Home » LATEST NEWS » A teenager stabbed a 12-year-old girl to death after she objected to being filmed, a court has heard

A teenager stabbed a 12-year-old girl to death after she objected to being filmed, a court has heard

Ava White died from her injuries after she was stabbed in Liverpool city centre while out with friends on 25 November 2021.
A 14-year-old boy, who denies murder, is on trial at Liverpool Crown Court, where he appeared by videolink.
Charlotte Newell QC said Ava and the boy had met in a “chance encounter” at a Christmas lights switch-on event.
The jury heard the boy had a knife with a 7.5cm (2.9 inch) blade and had pleaded guilty to having an offensive weapon.
Ms Newell, prosecuting, said: “That knife was used to stab Ava, causing her fatal wound.
“That was done after they argued over the fact that he and his group had, without permission, filmed the antics of Ava and others in her group.

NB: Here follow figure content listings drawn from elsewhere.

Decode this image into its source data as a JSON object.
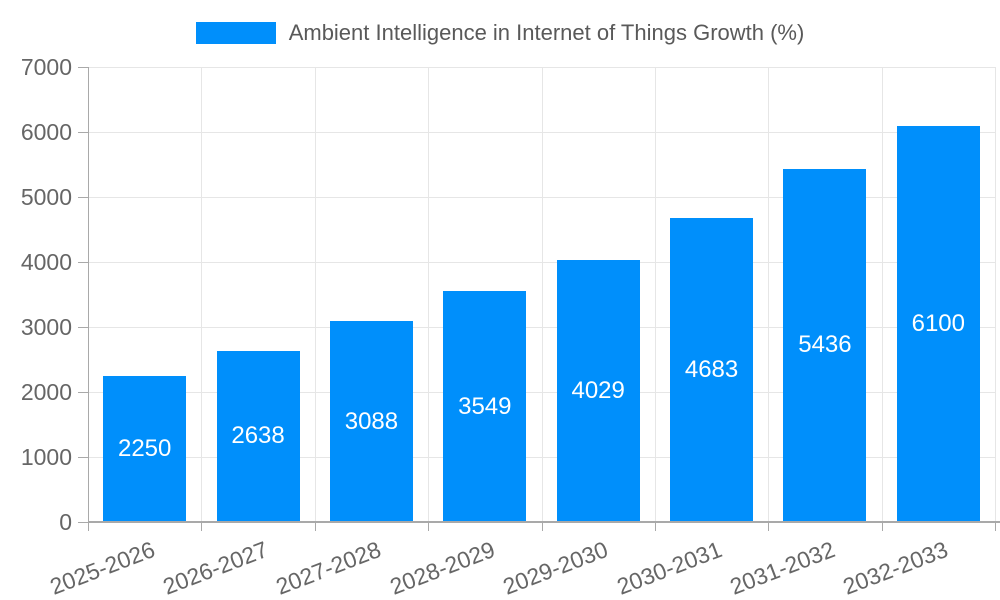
{
  "chart_data": {
    "type": "bar",
    "title": "Ambient Intelligence in Internet of Things Growth (%)",
    "legend": {
      "position": "top",
      "entries": [
        "Ambient Intelligence in Internet of Things Growth (%)"
      ]
    },
    "categories": [
      "2025-2026",
      "2026-2027",
      "2027-2028",
      "2028-2029",
      "2029-2030",
      "2030-2031",
      "2031-2032",
      "2032-2033"
    ],
    "values": [
      2250,
      2638,
      3088,
      3549,
      4029,
      4683,
      5436,
      6100
    ],
    "xlabel": "",
    "ylabel": "",
    "ylim": [
      0,
      7000
    ],
    "ytick_step": 1000,
    "yticks": [
      0,
      1000,
      2000,
      3000,
      4000,
      5000,
      6000,
      7000
    ],
    "grid": "horizontal-and-vertical",
    "value_labels": "inside-center",
    "x_label_rotation_deg": -21,
    "colors": {
      "bar": "#008FFB",
      "value_label": "#ffffff",
      "axis_label": "#666666",
      "legend_text": "#595959",
      "grid_line": "#e6e6e6",
      "axis_line": "#a9a9a9",
      "background": "#ffffff"
    }
  }
}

“Ava in particular was appalled and angry that they were filming her and was quite insistent that they delete the footage.”
The boy laughed and ran away after the attack before attempting to cover his tracks, the prosecutor said.
She said Ava and her friends, all aged between 11 and 15, had shared some alcohol and had been “messing around” near the city’s Royal Court Theatre before being told to move on by security staff at about 20:15 GMT.
They moved to Richmond Street, where the defendant and his friends saw them and he began to film a video which he would later share on Snapchat, Ms Newell said.
Ava and a friend approached the boys and asked them to stop filming and delete the footage, before being joined by more of her friends, including two older boys.
The jury was told the older boys left but the defendant and his friends then “jeered” at Ava, causing her to run towards them.
A 20-second clip showing the stabbing in School Lane was played to the court, which showed Ava approaching the defendant.
Family members were in tears in the public gallery as the footage was played.
Ms Newell said Ava had approached the defendant but did not “inflict any violence upon him greater than a push, nor did she produce or have any weapon”.
She said the boy’s reaction was not to turn and run or to slap or punch her.
Ms Newell told the court: “Instead it was to thrust a knife into the neck of this unarmed child with what the pathologist was to determine was moderate force, the force of a firm punch.”
She said the defendant now claimed he was acting in self-defence, fearing he would be assaulted or stabbed.
The prosecutor added: “However, his reaction at the time was to smirk, to laugh and to run away, leaving Ava to die whilst he sought to distance himself from his actions.”
The court heard he “began a conscious cover-up” of the crime, discarding his knife, phone and coat.
Mrs Justice Yip told the jury the defendant had attention-deficit hyperactivity disorder and they may see him using a fidget toy to help his concentration.
The defendant, who cannot be named due to his age, also denies an alternative count of manslaughter.
The trial is expected to last three weeks.